Peu après, Guilbeault cosigne une lettre ouverte avec le président d'alors de la FTQ, favorable au projet, pour en vanter les mérites.

Dans les milieux écolos, on raconte que ce retournement fut la goutte de gaz liquéfié qui a fait déborder le vase de Laure Waridel. Elle a alors quitté d'Équiterre, dont elle était pourtant la cofondatrice.

Mais c'est dans le dossier très chaud des gaz de schiste que la proximité entre Guilbeault et le gouvernement libéral a été la plus choquante. La pression populaire fut terrible pour faire reculer le gouvernement Charest en 2010-2011.

Afin de sauver la face, le gouvernement décide de tenir une Évaluation Environnementale Stratégique sur le sujet et offre un poste de commissaire au mouvement écologiste. Pas moins de 44 groupes font ainsi un consensus sur deux candidats pour le poste.

Cependant, Guilbeault court-circuite ses alliés en proposant à la place son ami François Tanguay, également issu du mouvement écologiste, mais devenu depuis, régisseur à la Régie de l'Énergie. La nomination suscite un tollé, mais fait l'affaire, bien entendu du gouvernement Charest.

Guilbeault : la caution écologiste au REM

Depuis le début, l'enthousiasme de Steven Guilbeault envers le REM est suspect. Le rapport du BAPE était dévastateur envers le projet. Citons seulement cet extrait : « La part du transfert modal de l'automobile vers le REM serait minime selon les études commandées par CDPQ Infra. La quasi-totalité de l'achalandage du REM proviendrait des usagers actuels du transport en commun qui empruntent déjà̀ le pont Champlain. Plusieurs usagers qui accèdent actuellement au centre-ville par un lien direct en autobus devront prendre une correspondance à l'une des stations du REM pour faire le même trajet. Selon certains experts, ce changement pourrait entraîner un temps de parcours plus long pour ces usagers ».

Le BAPE n'était pas le seul à soulever des craintes. Dans son évaluation, le Ministère des Transports du Québec affirmait que « le choix du mode [le skytrain] n'est pas clairement démontré comme étant le seul mode pouvant répondre aux besoins. Un comparatif entre les différents modes serait pertinent. » Ce comparatif n'a jamais eu lieu. Quant au Ministère de l'Environnement, il s'inquiétait de la faiblesse de la réduction des GES. Avec raison.

Il est quand même curieux qu'un écologiste comme Guilbeault soit moins sévère envers le REM que les ministères eux-mêmes, sans parler du BAPE.

Il est quand même curieux qu'un écologiste comme Guilbeault soit moins sévère envers le REM que les ministères eux-mêmes, sans parler du BAPE. En fait, le label « Équiterre » qu'il offre à la Caisse de dépôt est inestimable pour donner un vernis vert à un projet aussi peu écologique.
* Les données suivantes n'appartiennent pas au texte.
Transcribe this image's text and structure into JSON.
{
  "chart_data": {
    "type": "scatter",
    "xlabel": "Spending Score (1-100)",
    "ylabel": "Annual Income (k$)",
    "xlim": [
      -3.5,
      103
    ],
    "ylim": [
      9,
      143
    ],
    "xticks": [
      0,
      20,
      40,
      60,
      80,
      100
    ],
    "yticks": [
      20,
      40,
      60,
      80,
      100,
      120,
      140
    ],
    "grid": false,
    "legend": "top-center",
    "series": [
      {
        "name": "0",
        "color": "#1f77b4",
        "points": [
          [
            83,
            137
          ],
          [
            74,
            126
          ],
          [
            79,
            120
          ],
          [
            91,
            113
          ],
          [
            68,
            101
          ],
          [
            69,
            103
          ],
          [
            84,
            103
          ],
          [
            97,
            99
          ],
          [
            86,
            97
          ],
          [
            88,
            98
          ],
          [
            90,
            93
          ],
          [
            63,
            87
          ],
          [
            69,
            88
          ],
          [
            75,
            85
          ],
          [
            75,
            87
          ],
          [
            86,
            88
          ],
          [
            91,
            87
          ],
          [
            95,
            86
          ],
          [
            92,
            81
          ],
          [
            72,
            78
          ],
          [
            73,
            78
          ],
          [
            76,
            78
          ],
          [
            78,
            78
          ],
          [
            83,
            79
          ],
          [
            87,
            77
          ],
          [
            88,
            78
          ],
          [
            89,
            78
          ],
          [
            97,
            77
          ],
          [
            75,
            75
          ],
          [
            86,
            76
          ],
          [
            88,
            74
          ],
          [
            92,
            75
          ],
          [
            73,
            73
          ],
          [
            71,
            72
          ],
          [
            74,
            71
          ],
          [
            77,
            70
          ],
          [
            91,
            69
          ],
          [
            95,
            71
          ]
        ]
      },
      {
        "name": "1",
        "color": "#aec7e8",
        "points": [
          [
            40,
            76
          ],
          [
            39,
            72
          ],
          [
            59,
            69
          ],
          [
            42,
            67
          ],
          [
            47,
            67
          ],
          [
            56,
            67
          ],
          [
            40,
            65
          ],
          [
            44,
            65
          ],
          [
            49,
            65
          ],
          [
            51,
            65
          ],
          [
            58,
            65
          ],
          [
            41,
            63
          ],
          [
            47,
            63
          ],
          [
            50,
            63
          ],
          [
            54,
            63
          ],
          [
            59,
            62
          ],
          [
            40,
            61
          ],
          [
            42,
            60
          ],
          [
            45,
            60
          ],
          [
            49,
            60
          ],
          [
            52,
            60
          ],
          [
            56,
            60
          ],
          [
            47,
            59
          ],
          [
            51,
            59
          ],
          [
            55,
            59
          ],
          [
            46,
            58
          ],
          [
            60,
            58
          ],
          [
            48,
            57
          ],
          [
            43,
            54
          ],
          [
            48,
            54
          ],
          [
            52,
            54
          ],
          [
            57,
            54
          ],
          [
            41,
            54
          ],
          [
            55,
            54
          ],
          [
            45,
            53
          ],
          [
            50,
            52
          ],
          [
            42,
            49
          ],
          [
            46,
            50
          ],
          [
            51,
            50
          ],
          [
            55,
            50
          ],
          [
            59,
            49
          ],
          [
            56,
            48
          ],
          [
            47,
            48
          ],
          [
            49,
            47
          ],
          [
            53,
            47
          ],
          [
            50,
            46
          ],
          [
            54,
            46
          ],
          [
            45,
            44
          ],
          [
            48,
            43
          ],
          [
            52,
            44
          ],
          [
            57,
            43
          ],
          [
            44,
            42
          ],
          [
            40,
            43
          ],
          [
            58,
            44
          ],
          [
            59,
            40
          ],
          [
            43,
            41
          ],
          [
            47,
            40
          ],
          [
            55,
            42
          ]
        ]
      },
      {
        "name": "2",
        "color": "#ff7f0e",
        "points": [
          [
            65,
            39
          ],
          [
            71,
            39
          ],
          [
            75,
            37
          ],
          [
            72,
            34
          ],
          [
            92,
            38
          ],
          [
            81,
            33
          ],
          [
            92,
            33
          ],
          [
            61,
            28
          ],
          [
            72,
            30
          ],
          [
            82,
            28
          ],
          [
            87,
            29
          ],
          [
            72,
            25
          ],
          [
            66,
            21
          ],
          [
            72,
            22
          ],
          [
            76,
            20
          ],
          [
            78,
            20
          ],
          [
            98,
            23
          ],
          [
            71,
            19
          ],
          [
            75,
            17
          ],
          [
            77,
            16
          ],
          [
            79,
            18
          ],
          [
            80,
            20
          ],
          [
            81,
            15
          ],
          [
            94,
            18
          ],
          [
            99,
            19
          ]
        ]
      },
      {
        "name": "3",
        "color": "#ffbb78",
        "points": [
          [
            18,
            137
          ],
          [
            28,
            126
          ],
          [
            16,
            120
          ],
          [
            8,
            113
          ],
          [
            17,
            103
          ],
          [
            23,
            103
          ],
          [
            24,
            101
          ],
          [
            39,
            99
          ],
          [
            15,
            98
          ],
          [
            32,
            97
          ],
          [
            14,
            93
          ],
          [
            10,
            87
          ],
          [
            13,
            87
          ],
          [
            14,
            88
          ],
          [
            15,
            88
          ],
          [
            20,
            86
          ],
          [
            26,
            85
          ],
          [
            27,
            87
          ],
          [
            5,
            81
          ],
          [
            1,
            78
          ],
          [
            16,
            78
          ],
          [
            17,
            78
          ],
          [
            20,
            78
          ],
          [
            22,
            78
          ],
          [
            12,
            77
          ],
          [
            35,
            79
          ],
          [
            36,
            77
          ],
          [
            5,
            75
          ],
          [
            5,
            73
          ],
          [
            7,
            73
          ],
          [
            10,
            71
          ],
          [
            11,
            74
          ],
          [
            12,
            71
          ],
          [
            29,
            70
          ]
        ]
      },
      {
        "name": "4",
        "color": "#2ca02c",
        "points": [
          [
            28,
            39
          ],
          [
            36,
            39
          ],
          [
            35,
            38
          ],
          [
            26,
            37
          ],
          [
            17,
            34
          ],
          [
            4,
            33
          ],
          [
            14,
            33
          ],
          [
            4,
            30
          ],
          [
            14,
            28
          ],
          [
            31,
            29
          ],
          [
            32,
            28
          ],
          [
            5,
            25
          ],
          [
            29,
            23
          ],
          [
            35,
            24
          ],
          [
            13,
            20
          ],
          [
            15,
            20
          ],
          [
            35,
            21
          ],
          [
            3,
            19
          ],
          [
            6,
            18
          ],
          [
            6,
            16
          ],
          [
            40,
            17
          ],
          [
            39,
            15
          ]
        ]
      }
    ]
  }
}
On accuse les entreprises de faire du « green washing » pour moins que ça.

Mais si le jupon ne dépassait pas suffisamment pour être vu au grand jour, l'attaque préventive de Guilbeault contre le projet du PQ – qu'il ne connaissait même pas, rappelons-le – offre sans doute la pièce à conviction la plus décisive.

Ce matin-là, Steven Guilbeault n'était pas au service de l'écologie, du bien commun, de la lutte au réchauffement climatique. Il était au service des libéraux et de la Caisse de dépôt.

Moi, en tout cas, je mets un petit deux sur une candidature de Guilbeault pour le PLQ dans un comté sur pour l'élection d'octobre.